Where Real-World Evidence Fits Along the Clinical Research Spectrum

Understand where real-world evidence most effectively complements or substitutes traditional trial data, from post-market surveillance and label expansion to challenging areas such as rare disease research.

In a recent video interview with Applied Clinical Trials, Jen Lamppa, vice president of commercial strategy at Inovalon, discussed the clinical operations impact of the FDA’s evolving guidance on real-world evidence submissions using de-identified patient data. Lamppa explained the critical distinction between pseudonymized and anonymized data and outlines how large, de-identified datasets are reshaping trial design, site strategy, and patient selection. She described where real-world evidence most effectively complements traditional trials—particularly in observational and post-market settings—while highlighting the operational, data governance, and methodological hurdles that still limit broader regulatory adoption. Lamppa concluded by explaining how real-world evidence is poised to augment, rather than replace, traditional trials by enabling smarter, more efficient, and more representative evidence generation.

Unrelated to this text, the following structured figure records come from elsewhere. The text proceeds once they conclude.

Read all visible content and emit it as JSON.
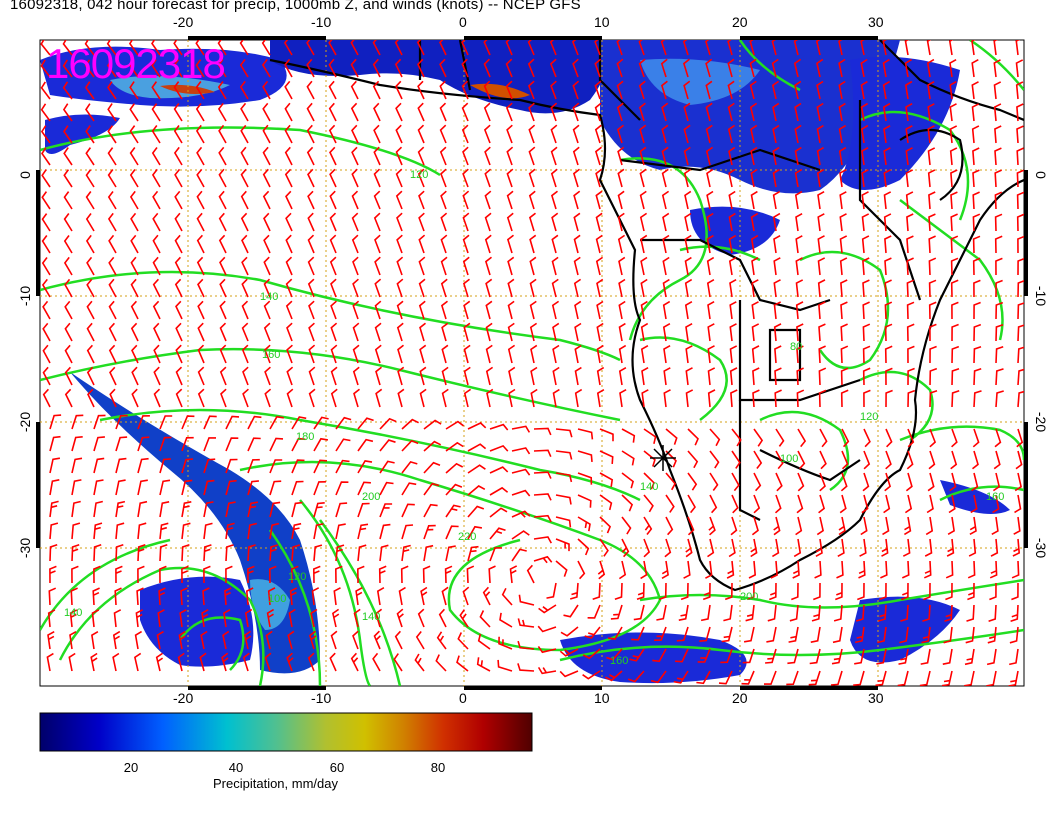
{
  "title": "16092318, 042 hour forecast for precip, 1000mb Z, and winds (knots) -- NCEP GFS",
  "stamp": "16092318",
  "map": {
    "lon_ticks": [
      "-20",
      "-10",
      "0",
      "10",
      "20",
      "30"
    ],
    "lat_ticks": [
      "0",
      "-10",
      "-20",
      "-30"
    ],
    "contour_labels": [
      "80",
      "100",
      "120",
      "140",
      "160",
      "180",
      "200",
      "220",
      "240",
      "160",
      "180",
      "100",
      "120",
      "200",
      "160",
      "140",
      "160"
    ],
    "colors": {
      "wind_barbs": "#ff0000",
      "height_contours": "#00ee00",
      "coastline": "#000000",
      "grid": "#d4a017",
      "stamp": "#ff00ff"
    },
    "marker": "star",
    "icon": "wind-barb-icon"
  },
  "colorbar": {
    "label": "Precipitation, mm/day",
    "ticks": [
      "20",
      "40",
      "60",
      "80"
    ],
    "colors": [
      "#00008b",
      "#0000ff",
      "#0080ff",
      "#00c0c0",
      "#40c080",
      "#a0c040",
      "#c8c000",
      "#d08000",
      "#d03000",
      "#c00000",
      "#800000",
      "#5a0000"
    ]
  }
}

Editor's note: This transcript is a lightly edited rendering of the original audio/video content. It may contain errors, informal language, or omissions as spoken in the original recording.

ACT: As FDA guidance evolves, where do you see real-world evidence most realistically complementing—or replacing—traditional trial data?

Lamppa: Let’s baseline real-world evidence here, because when you mention traditional trial data, real-world evidence itself is part of the traditional trial data landscape. It’s actually been there for a while.

Think about the pragmatic spectrum of clinical research. On one side, you have interventional studies designed to test investigational treatments, like drugs being developed to treat unmet needs. On the other end, you have observational studies or post-market registries meant to track long-term safety and efficacy.

Traditional trial data spans that entire spectrum and usually refers to data collected for that primary research purpose. Where we continue to see growth is in secondary real-world data—data collected for a primary purpose that later sees secondary use in real-world evidence.

That’s the kind of data we use a lot here at Inovalon. On the pragmatic spectrum, secondary data most realistically complements or replaces traditional trials on the observational side—post-market surveillance, label expansion, long-term safety assessments.

Medical device manufacturers have significant experience here, particularly given post-market reporting requirements. That’s why we’re seeing FDA guidance emerge first in this area.

There are also areas where prospective studies are challenging or not feasible, like rare disease, where patient populations are small and difficult to randomize. Those have always been important use cases for secondary real-world data, and we expect those applications to continue expanding.